Getting There: Giverny is easily accessible from Paris, in fact it makes the perfect day trip from Paris, full of art, gardens and historical charm. The easiest way to get to Giverny is to take the train to Vernon. From Vernon there is a shuttle bus that departs regularly to Giverny, however, I recommend hiring a bike from the cafe opposite the station, should the weather allow. The ride through Vernon into Giverny was stunning, especially on the ride back as the sun set behind the town.
Montmartre is home to many iconic Parisian images, the Basilica of the Sacré Coeur towering above the city, the red windmill of the Moulin Rouge and artists line up on the cobblestoned streets. There are two things Montmartre is known for, religion and art. The history of worship in Montmartre can be traced back through the centuries, dating as far back as the Romans, then with the creation of the Church of Saint Peter and now with the the Basilica of the Sacré Coeur. Just as people have flocked to Montmartre to worship so to have artist flocked here to work and live including artists like Salvador Dali, Amedeo Modigliani and Pablo Piscasso. Today the area is probably too expensive to be home to many struggling artists, however, many of the cobblestoned streets, especially those on the way to the Sacré Coeur are full of artists demonstrating their talents for the tourists. In a strange way you can’t help but feel that Montmartre is religion and debauchery coexist, what with the close proximity of so many important churches to many dance halls like the Moulin Rouge.

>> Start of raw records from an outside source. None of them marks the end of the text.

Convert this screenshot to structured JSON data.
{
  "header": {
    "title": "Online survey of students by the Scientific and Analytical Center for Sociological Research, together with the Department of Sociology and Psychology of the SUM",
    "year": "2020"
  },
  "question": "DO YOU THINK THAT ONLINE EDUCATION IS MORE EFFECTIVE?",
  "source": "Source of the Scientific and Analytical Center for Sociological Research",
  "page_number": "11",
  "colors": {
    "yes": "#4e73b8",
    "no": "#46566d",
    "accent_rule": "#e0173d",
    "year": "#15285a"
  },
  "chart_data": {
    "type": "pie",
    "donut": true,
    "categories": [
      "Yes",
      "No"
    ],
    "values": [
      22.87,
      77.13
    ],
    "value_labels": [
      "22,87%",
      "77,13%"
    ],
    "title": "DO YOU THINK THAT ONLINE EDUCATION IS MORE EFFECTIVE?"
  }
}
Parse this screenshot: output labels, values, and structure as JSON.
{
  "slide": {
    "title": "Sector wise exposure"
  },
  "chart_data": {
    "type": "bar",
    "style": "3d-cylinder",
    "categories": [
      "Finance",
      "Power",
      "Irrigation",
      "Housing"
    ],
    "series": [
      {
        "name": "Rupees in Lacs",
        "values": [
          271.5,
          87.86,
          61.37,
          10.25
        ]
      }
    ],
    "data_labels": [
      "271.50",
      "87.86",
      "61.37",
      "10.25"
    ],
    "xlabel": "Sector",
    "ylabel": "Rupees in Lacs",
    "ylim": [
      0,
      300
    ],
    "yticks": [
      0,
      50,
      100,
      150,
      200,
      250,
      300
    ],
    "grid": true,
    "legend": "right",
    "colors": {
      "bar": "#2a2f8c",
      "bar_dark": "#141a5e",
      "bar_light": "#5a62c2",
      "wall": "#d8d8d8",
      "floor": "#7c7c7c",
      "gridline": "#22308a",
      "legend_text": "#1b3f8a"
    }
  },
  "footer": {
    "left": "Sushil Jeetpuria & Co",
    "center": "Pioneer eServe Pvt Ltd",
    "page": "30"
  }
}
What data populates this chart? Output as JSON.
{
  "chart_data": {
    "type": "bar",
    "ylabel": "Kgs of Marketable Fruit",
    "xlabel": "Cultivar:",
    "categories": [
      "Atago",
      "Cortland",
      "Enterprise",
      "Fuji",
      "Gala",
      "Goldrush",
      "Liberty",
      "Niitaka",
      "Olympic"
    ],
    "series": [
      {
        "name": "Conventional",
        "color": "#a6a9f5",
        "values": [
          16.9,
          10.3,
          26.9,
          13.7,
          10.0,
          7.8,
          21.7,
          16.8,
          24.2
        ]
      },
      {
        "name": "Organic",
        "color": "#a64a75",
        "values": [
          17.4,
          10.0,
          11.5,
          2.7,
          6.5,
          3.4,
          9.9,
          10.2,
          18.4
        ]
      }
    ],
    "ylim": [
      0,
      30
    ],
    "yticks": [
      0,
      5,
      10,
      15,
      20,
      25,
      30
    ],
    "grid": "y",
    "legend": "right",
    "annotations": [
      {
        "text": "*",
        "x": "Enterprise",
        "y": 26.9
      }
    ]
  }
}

There are several ways to explore Montmartre. You can follow the herds of tourists making their way up the steps to Sacré Coeur to take selfies in front of the church. The other option is to get lost in the cobbled streets, stopping for a wine in one of the many wine bars and cute cafes. Or if you are like us you can do a combination of both! We started our exploration by getting off at the Blanch metro stop. As we ascended the steps of the metro we were greeted by the Moulin Rouge’s red windmill- perfect way to start the day! After a quick peep into the foyer and the gift shop we wandered down the Rue Lepic to Cafe des Deux Moulins, the cafe made famous by the film Amelie. We slowly made our way uphill, abandoning all maps, but knowing so long as we headed uphill we would reach the majestic Sacré Coeur. We were particularly lucky to experience such beautiful weather as the white domes of the Basilica seemed to sparkle against the blue backdrop. Just be sure to watch out for pickpocketing. After visiting Sacré Coeur we simply got lost in the streets, stoping into stores that looked interesting and enjoying some people watching and a glass of red wine.
A day at Disneyland is just one of the many day trips you can take from Paris. On a grey and drizzly day last year we hopped on a train, giddy with excitement and singing songs from our favourite Disney movies (cue Let It Go). I have long daydreamed about visiting Disneyland and spent a lot of time falling in love with Alix’s beautiful Disneyland photos.
Disneyland gets decked out in the most spectacular decorations of all season and holidays. We were lucky enough to be there in October, just before Halloween. Halloween is not widely celebrated in Australia, so it was fun seeing all the decorations. The weather turned atmospheric for us, with the sky full of angry looking clouds that worked perfectly with the torns covering Sleeping Beauty’s castle. I look forward to re-visiting the park in the future and experiencing other seasons, especially seeing Disneyland in spring and Christmas.